We marched around the Toronto Congress Centre where shareholders gathered, and were met by a heavy police and private security presence.

One thing is for certain, we put RBC on its proverbial back foot. It’s clear that RBC has to resort to dirty tricks during its biggest propaganda moment of the year because the bank and its executives are scared of this movement. 

That’s not all, just before the AGM, RBC agreed to the demands of two shareholder proposals introduced by the New York City Comptroller and the Union of British Columbia Indian Chiefs. These resolutions include expanding RBC’s Environmental and Social Risk process to evaluate projects that would cross Indigenous lands, and to regularly disclose its ratio of clean energy supply financing to dirty fossil fuel financing..

This is huge.
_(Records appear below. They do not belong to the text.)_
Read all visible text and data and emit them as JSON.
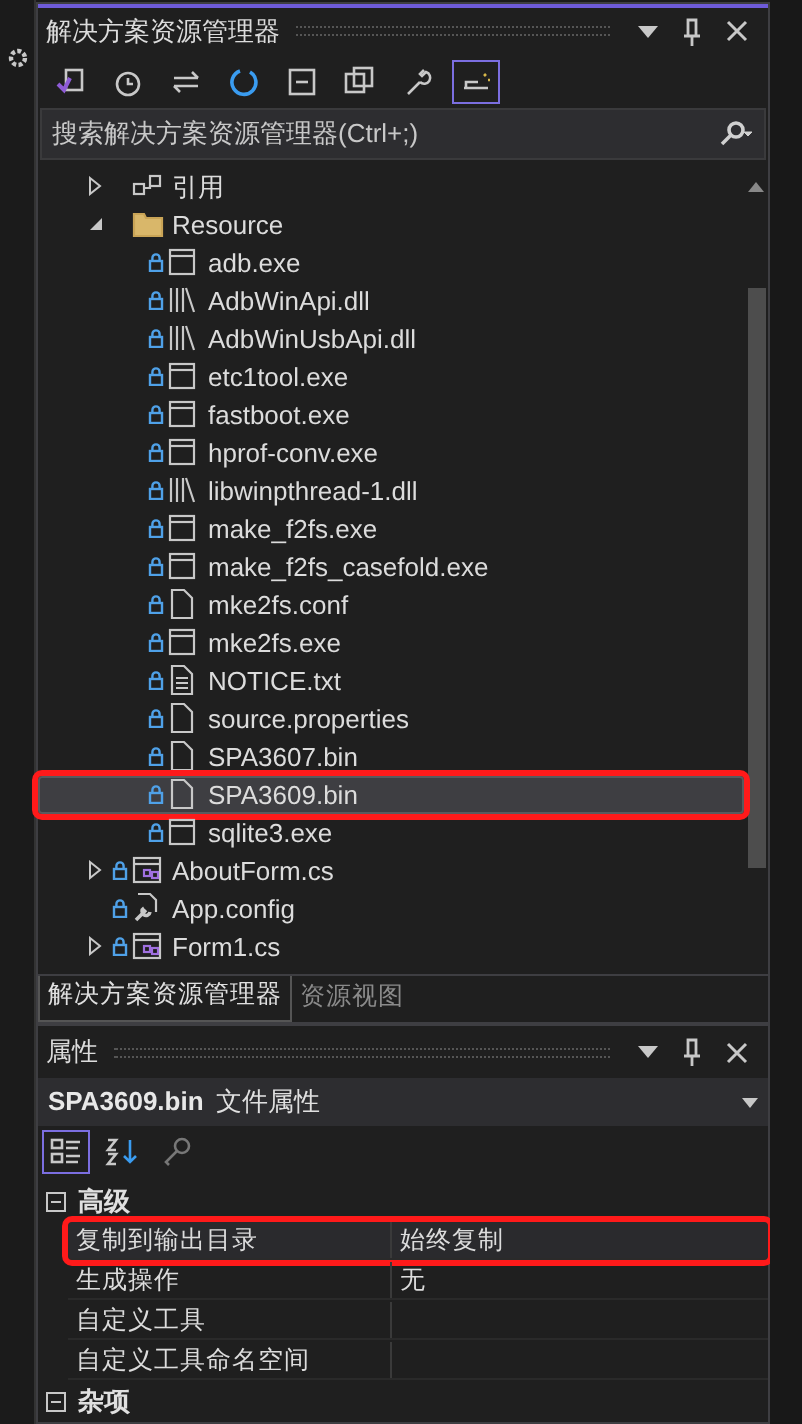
{
  "explorer": {
    "title": "解决方案资源管理器",
    "toolbar": [
      {
        "kind": "home",
        "selected": false
      },
      {
        "kind": "history",
        "selected": false
      },
      {
        "kind": "sync",
        "selected": false
      },
      {
        "kind": "refresh",
        "selected": false
      },
      {
        "kind": "collapse",
        "selected": false
      },
      {
        "kind": "show-all",
        "selected": false
      },
      {
        "kind": "properties",
        "selected": false
      },
      {
        "kind": "preview",
        "selected": true
      }
    ],
    "search": {
      "placeholder": "搜索解决方案资源管理器(Ctrl+;)"
    },
    "tree": [
      {
        "label": "引用",
        "kind": "references",
        "locked": false,
        "expanded": false,
        "selected": false,
        "annotated": false
      },
      {
        "label": "Resource",
        "kind": "folder",
        "locked": false,
        "expanded": true,
        "selected": false,
        "annotated": false,
        "children": [
          {
            "label": "adb.exe",
            "kind": "exe",
            "locked": true,
            "selected": false,
            "annotated": false
          },
          {
            "label": "AdbWinApi.dll",
            "kind": "dll",
            "locked": true,
            "selected": false,
            "annotated": false
          },
          {
            "label": "AdbWinUsbApi.dll",
            "kind": "dll",
            "locked": true,
            "selected": false,
            "annotated": false
          },
          {
            "label": "etc1tool.exe",
            "kind": "exe",
            "locked": true,
            "selected": false,
            "annotated": false
          },
          {
            "label": "fastboot.exe",
            "kind": "exe",
            "locked": true,
            "selected": false,
            "annotated": false
          },
          {
            "label": "hprof-conv.exe",
            "kind": "exe",
            "locked": true,
            "selected": false,
            "annotated": false
          },
          {
            "label": "libwinpthread-1.dll",
            "kind": "dll",
            "locked": true,
            "selected": false,
            "annotated": false
          },
          {
            "label": "make_f2fs.exe",
            "kind": "exe",
            "locked": true,
            "selected": false,
            "annotated": false
          },
          {
            "label": "make_f2fs_casefold.exe",
            "kind": "exe",
            "locked": true,
            "selected": false,
            "annotated": false
          },
          {
            "label": "mke2fs.conf",
            "kind": "file",
            "locked": true,
            "selected": false,
            "annotated": false
          },
          {
            "label": "mke2fs.exe",
            "kind": "exe",
            "locked": true,
            "selected": false,
            "annotated": false
          },
          {
            "label": "NOTICE.txt",
            "kind": "text",
            "locked": true,
            "selected": false,
            "annotated": false
          },
          {
            "label": "source.properties",
            "kind": "file",
            "locked": true,
            "selected": false,
            "annotated": false
          },
          {
            "label": "SPA3607.bin",
            "kind": "file",
            "locked": true,
            "selected": false,
            "annotated": false
          },
          {
            "label": "SPA3609.bin",
            "kind": "file",
            "locked": true,
            "selected": true,
            "annotated": true
          },
          {
            "label": "sqlite3.exe",
            "kind": "exe",
            "locked": true,
            "selected": false,
            "annotated": false
          }
        ]
      },
      {
        "label": "AboutForm.cs",
        "kind": "form",
        "locked": true,
        "expanded": false,
        "selected": false,
        "annotated": false
      },
      {
        "label": "App.config",
        "kind": "config",
        "locked": true,
        "selected": false,
        "annotated": false
      },
      {
        "label": "Form1.cs",
        "kind": "form",
        "locked": true,
        "expanded": false,
        "selected": false,
        "annotated": false
      }
    ],
    "tabs": [
      {
        "label": "解决方案资源管理器",
        "selected": true
      },
      {
        "label": "资源视图",
        "selected": false
      }
    ]
  },
  "properties": {
    "title": "属性",
    "subject": "SPA3609.bin",
    "subject_type": "文件属性",
    "toolbar": [
      {
        "kind": "categorized",
        "selected": true
      },
      {
        "kind": "alphabetical",
        "selected": false
      },
      {
        "kind": "property-pages",
        "selected": false
      }
    ],
    "categories": [
      {
        "label": "高级",
        "expanded": true,
        "rows": [
          {
            "name": "复制到输出目录",
            "value": "始终复制",
            "annotated": true
          },
          {
            "name": "生成操作",
            "value": "无",
            "annotated": false
          },
          {
            "name": "自定义工具",
            "annotated": false
          },
          {
            "name": "自定义工具命名空间",
            "annotated": false
          }
        ]
      },
      {
        "label": "杂项",
        "expanded": true
      }
    ]
  }
}
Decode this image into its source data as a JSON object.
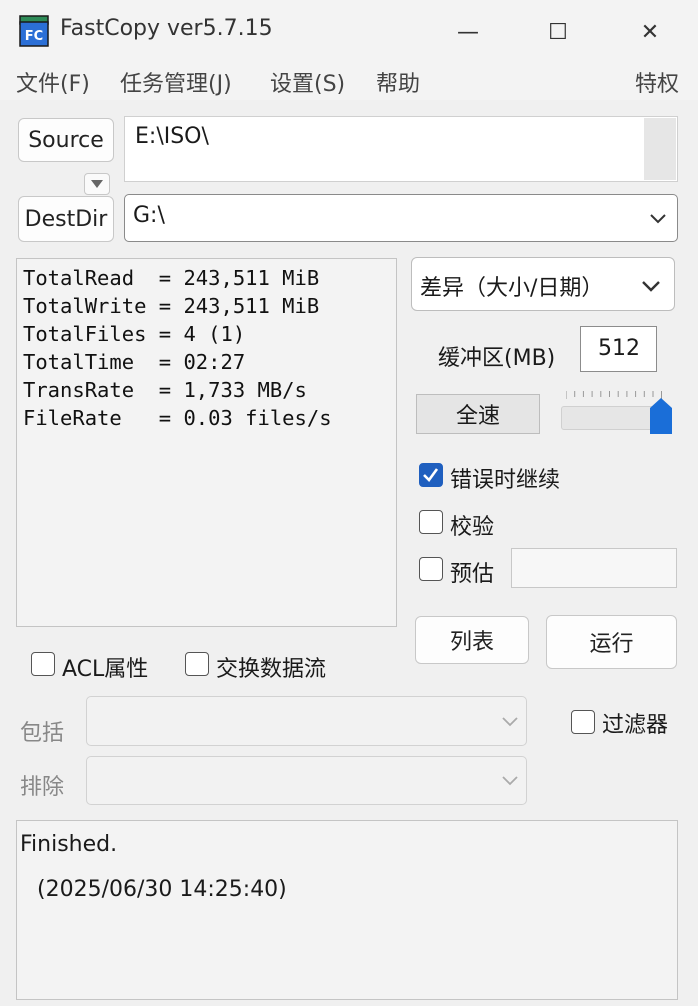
{
  "window": {
    "title": "FastCopy ver5.7.15",
    "icon_text": "FC",
    "controls": {
      "minimize": "—",
      "maximize": "☐",
      "close": "✕"
    }
  },
  "menu": {
    "file": "文件(F)",
    "task": "任务管理(J)",
    "settings": "设置(S)",
    "help": "帮助",
    "privilege": "特权"
  },
  "source": {
    "button_label": "Source",
    "path": "E:\\ISO\\"
  },
  "dest": {
    "button_label": "DestDir",
    "path": "G:\\"
  },
  "stats": [
    "TotalRead  = 243,511 MiB",
    "TotalWrite = 243,511 MiB",
    "TotalFiles = 4 (1)",
    "TotalTime  = 02:27",
    "TransRate  = 1,733 MB/s",
    "FileRate   = 0.03 files/s"
  ],
  "mode": {
    "selected": "差异（大小/日期）"
  },
  "buffer": {
    "label": "缓冲区(MB)",
    "value": "512"
  },
  "speed": {
    "button_label": "全速",
    "slider_level": 1.0
  },
  "options": {
    "continue_on_error": {
      "label": "错误时继续",
      "checked": true
    },
    "verify": {
      "label": "校验",
      "checked": false
    },
    "estimate": {
      "label": "预估",
      "checked": false
    },
    "acl": {
      "label": "ACL属性",
      "checked": false
    },
    "alt_stream": {
      "label": "交换数据流",
      "checked": false
    },
    "filter": {
      "label": "过滤器",
      "checked": false
    }
  },
  "actions": {
    "list": "列表",
    "execute": "运行"
  },
  "filters": {
    "include_label": "包括",
    "exclude_label": "排除"
  },
  "status": {
    "line1": "Finished.",
    "line2": "(2025/06/30 14:25:40)"
  },
  "colors": {
    "accent": "#1f5fbf",
    "background": "#f0f0f0"
  }
}
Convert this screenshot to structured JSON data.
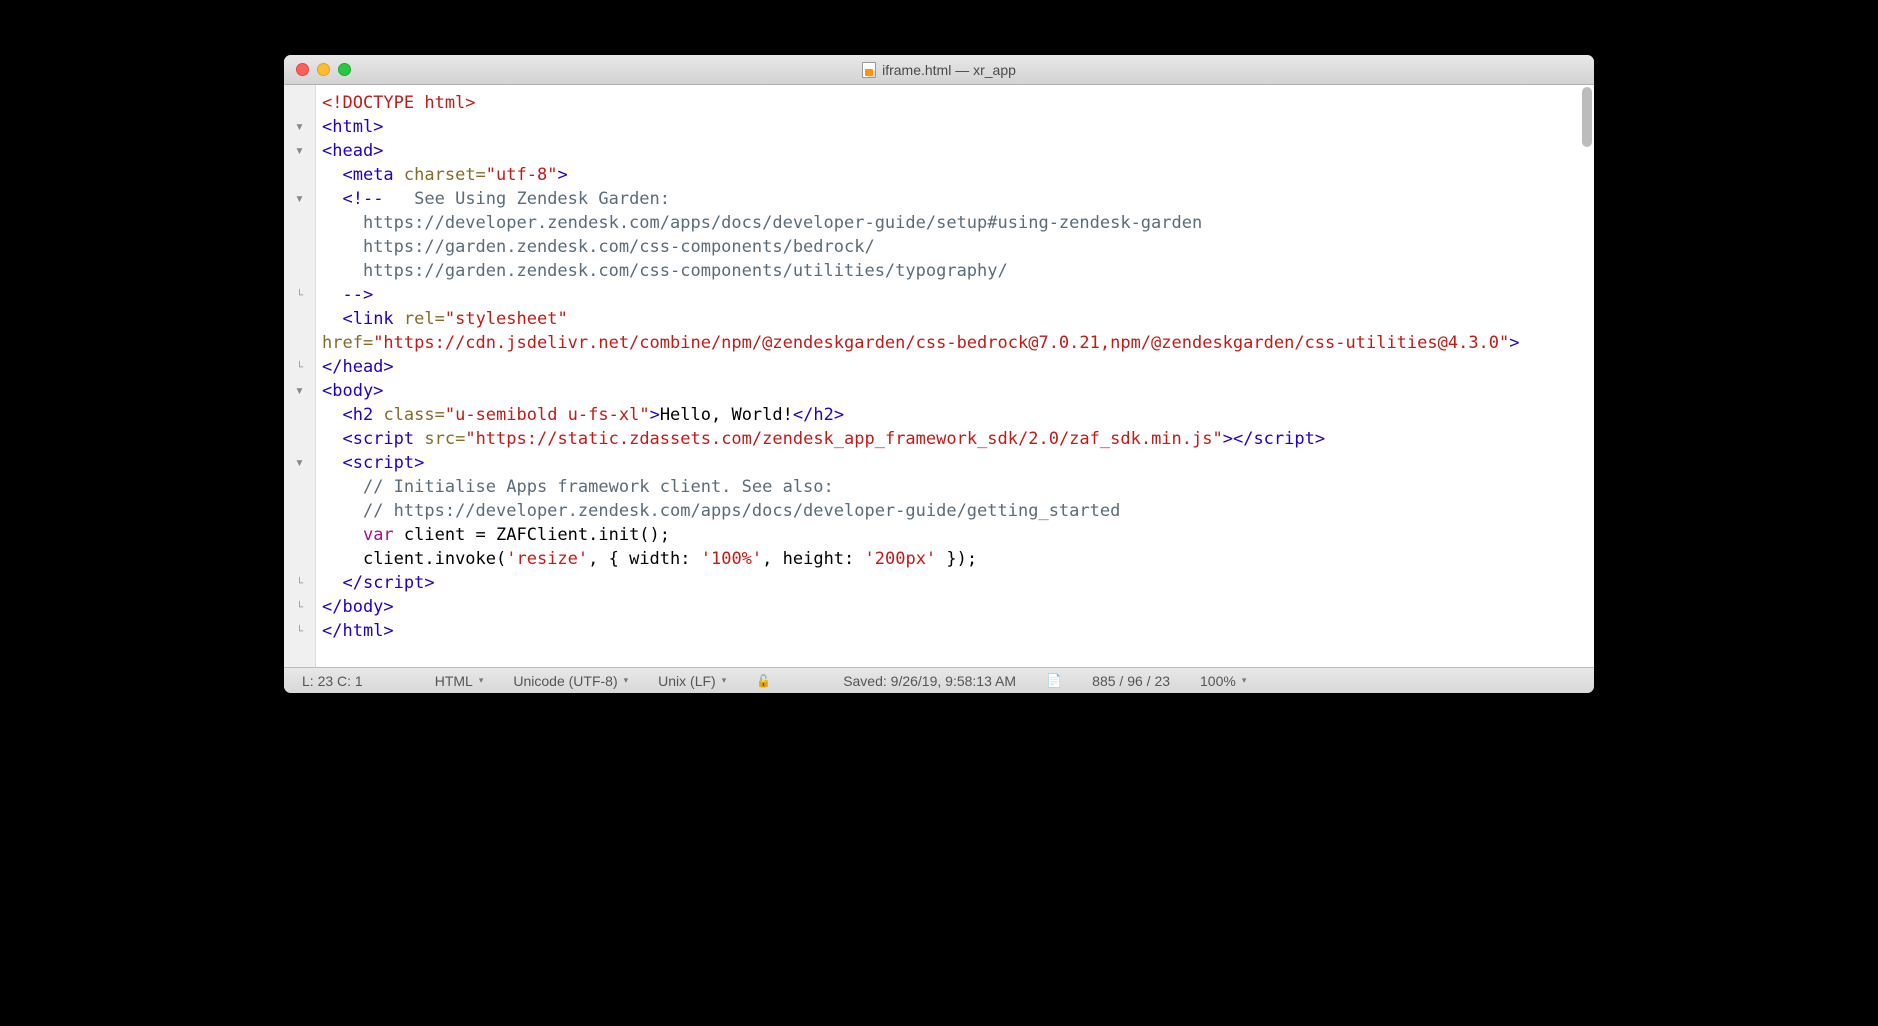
{
  "window": {
    "title": "iframe.html — xr_app"
  },
  "gutter": {
    "markers": [
      "",
      "▾",
      "▾",
      "",
      "▾",
      "",
      "",
      "",
      "∟",
      "",
      "",
      "∟",
      "▾",
      "",
      "",
      "▾",
      "",
      "",
      "",
      "",
      "∟",
      "∟",
      "∟"
    ]
  },
  "code": {
    "lines": [
      {
        "indent": 0,
        "tokens": [
          {
            "c": "c-doctype",
            "t": "<!DOCTYPE html>"
          }
        ]
      },
      {
        "indent": 0,
        "tokens": [
          {
            "c": "c-tag",
            "t": "<html>"
          }
        ]
      },
      {
        "indent": 0,
        "tokens": [
          {
            "c": "c-tag",
            "t": "<head>"
          }
        ]
      },
      {
        "indent": 1,
        "tokens": [
          {
            "c": "c-tag",
            "t": "<meta "
          },
          {
            "c": "c-attr",
            "t": "charset="
          },
          {
            "c": "c-str",
            "t": "\"utf-8\""
          },
          {
            "c": "c-tag",
            "t": ">"
          }
        ]
      },
      {
        "indent": 1,
        "tokens": [
          {
            "c": "c-tag",
            "t": "<!--"
          },
          {
            "c": "c-comment",
            "t": "   See Using Zendesk Garden:"
          }
        ]
      },
      {
        "indent": 2,
        "tokens": [
          {
            "c": "c-comment",
            "t": "https://developer.zendesk.com/apps/docs/developer-guide/setup#using-zendesk-garden"
          }
        ]
      },
      {
        "indent": 2,
        "tokens": [
          {
            "c": "c-comment",
            "t": "https://garden.zendesk.com/css-components/bedrock/"
          }
        ]
      },
      {
        "indent": 2,
        "tokens": [
          {
            "c": "c-comment",
            "t": "https://garden.zendesk.com/css-components/utilities/typography/"
          }
        ]
      },
      {
        "indent": 1,
        "tokens": [
          {
            "c": "c-tag",
            "t": "-->"
          }
        ]
      },
      {
        "indent": 1,
        "tokens": [
          {
            "c": "c-tag",
            "t": "<link "
          },
          {
            "c": "c-attr",
            "t": "rel="
          },
          {
            "c": "c-str",
            "t": "\"stylesheet\""
          }
        ]
      },
      {
        "indent": -1,
        "tokens": [
          {
            "c": "c-attr",
            "t": "href="
          },
          {
            "c": "c-str",
            "t": "\"https://cdn.jsdelivr.net/combine/npm/@zendeskgarden/css-bedrock@7.0.21,npm/@zendeskgarden/css-utilities@4.3.0\""
          },
          {
            "c": "c-tag",
            "t": ">"
          }
        ]
      },
      {
        "indent": 0,
        "tokens": [
          {
            "c": "c-tag",
            "t": "</head>"
          }
        ]
      },
      {
        "indent": 0,
        "tokens": [
          {
            "c": "c-tag",
            "t": "<body>"
          }
        ]
      },
      {
        "indent": 1,
        "tokens": [
          {
            "c": "c-tag",
            "t": "<h2 "
          },
          {
            "c": "c-attr",
            "t": "class="
          },
          {
            "c": "c-str",
            "t": "\"u-semibold u-fs-xl\""
          },
          {
            "c": "c-tag",
            "t": ">"
          },
          {
            "c": "c-text",
            "t": "Hello, World!"
          },
          {
            "c": "c-tag",
            "t": "</h2>"
          }
        ]
      },
      {
        "indent": 1,
        "tokens": [
          {
            "c": "c-tag",
            "t": "<script "
          },
          {
            "c": "c-attr",
            "t": "src="
          },
          {
            "c": "c-str",
            "t": "\"https://static.zdassets.com/zendesk_app_framework_sdk/2.0/zaf_sdk.min.js\""
          },
          {
            "c": "c-tag",
            "t": ">"
          },
          {
            "c": "c-tag",
            "t": "</script>"
          }
        ]
      },
      {
        "indent": 1,
        "tokens": [
          {
            "c": "c-tag",
            "t": "<script>"
          }
        ]
      },
      {
        "indent": 2,
        "tokens": [
          {
            "c": "c-comment",
            "t": "// Initialise Apps framework client. See also:"
          }
        ]
      },
      {
        "indent": 2,
        "tokens": [
          {
            "c": "c-comment",
            "t": "// https://developer.zendesk.com/apps/docs/developer-guide/getting_started"
          }
        ]
      },
      {
        "indent": 2,
        "tokens": [
          {
            "c": "c-kw",
            "t": "var"
          },
          {
            "c": "c-punc",
            "t": " client = ZAFClient.init();"
          }
        ]
      },
      {
        "indent": 2,
        "tokens": [
          {
            "c": "c-punc",
            "t": "client.invoke("
          },
          {
            "c": "c-jsstr",
            "t": "'resize'"
          },
          {
            "c": "c-punc",
            "t": ", { width: "
          },
          {
            "c": "c-jsstr",
            "t": "'100%'"
          },
          {
            "c": "c-punc",
            "t": ", height: "
          },
          {
            "c": "c-jsstr",
            "t": "'200px'"
          },
          {
            "c": "c-punc",
            "t": " });"
          }
        ]
      },
      {
        "indent": 1,
        "tokens": [
          {
            "c": "c-tag",
            "t": "</script>"
          }
        ]
      },
      {
        "indent": 0,
        "tokens": [
          {
            "c": "c-tag",
            "t": "</body>"
          }
        ]
      },
      {
        "indent": 0,
        "tokens": [
          {
            "c": "c-tag",
            "t": "</html>"
          }
        ]
      }
    ]
  },
  "status": {
    "cursor": "L: 23 C: 1",
    "language": "HTML",
    "encoding": "Unicode (UTF-8)",
    "line_endings": "Unix (LF)",
    "saved": "Saved: 9/26/19, 9:58:13 AM",
    "counts": "885 / 96 / 23",
    "zoom": "100%"
  }
}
Three years ago, having Canada’s largest bank concede to these demands would have been unthinkable. But thanks to the power of this movement and frontline land defenders, RBC is starting to cave. 

But we’ve got a lot more work to do to get RBC to divest from fossil fuels entirely, and respect Indigenous rights. Fighting back against Big Oil and big banks can seem like a daunting task. But RBC’s behaviour at this year’s shareholder meeting proves that our pressure is working! We know this fight won’t be easy, but by working in partnership with frontline communities, we can win.

Together, the many will defeat dirty money.